Mycelium Husk
A humanoid body — most often a monk or an adventurer — dead but walking, puppeted by the pale mycelium of the Gestalt. The husk wears its old clothes and old gear, and from a distance can pass for a person at rest. Up close, the mouth tends to hang open, the eye sockets are hollow with fine pale fibers feathering out around the orbits, and the skin has the wet, oil-slick sheen of something kept just below the surface of decay.
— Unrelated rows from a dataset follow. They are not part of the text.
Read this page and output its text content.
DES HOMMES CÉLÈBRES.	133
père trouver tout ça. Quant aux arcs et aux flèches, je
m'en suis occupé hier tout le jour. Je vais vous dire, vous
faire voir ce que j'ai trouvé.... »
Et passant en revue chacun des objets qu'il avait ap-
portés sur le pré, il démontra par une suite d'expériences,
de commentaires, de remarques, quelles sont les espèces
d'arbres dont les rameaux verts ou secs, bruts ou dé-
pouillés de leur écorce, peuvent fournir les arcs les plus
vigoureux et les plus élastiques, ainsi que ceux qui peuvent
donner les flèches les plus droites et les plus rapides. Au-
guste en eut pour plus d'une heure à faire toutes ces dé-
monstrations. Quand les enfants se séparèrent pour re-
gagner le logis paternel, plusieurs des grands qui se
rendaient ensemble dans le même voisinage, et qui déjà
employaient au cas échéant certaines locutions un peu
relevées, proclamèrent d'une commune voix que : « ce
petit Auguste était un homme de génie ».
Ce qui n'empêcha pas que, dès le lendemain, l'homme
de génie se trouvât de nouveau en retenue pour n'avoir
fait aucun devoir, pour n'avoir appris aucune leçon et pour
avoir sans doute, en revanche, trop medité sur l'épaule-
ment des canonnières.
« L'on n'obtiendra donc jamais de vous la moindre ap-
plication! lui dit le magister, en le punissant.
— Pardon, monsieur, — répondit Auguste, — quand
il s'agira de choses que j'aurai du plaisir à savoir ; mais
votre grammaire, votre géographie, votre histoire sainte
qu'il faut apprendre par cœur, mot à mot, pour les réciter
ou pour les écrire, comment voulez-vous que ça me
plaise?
In motion the husks mirror each other — small tilts of the head, parallel swings of the arm, as if they share a single body of attention somewhere off-stage. The Gestalt watches through them. It will, given the chance, animate any cloth on the husk into a more useful form — a monk's rosary becomes an improvised set of reins; a sailor's belt becomes a sling — and is capable of riding any mount the body has access to. Husks do not flinch from wounds and do not stop when limbs are removed; the mycelium peels off the body when it falls and seeks a new host nearby.
Encountered:
- One monk-husk and one woman-husk in leather armor stood inside the iron door of the monastery's inner chamber, very close to the entrance. The party fought them in the library beyond.
- Ten to fifteen cocooned bodies — monks of the Order of the Long Death and pirates of an old Brakamite expedition — were preserved in the head of the Gestalt's biomass. None of them had walked yet.
Fire is uncomfortable to the mycelium and will keep it from advancing, but does not destroy the husk. Killing the body and killing the strain are different problems.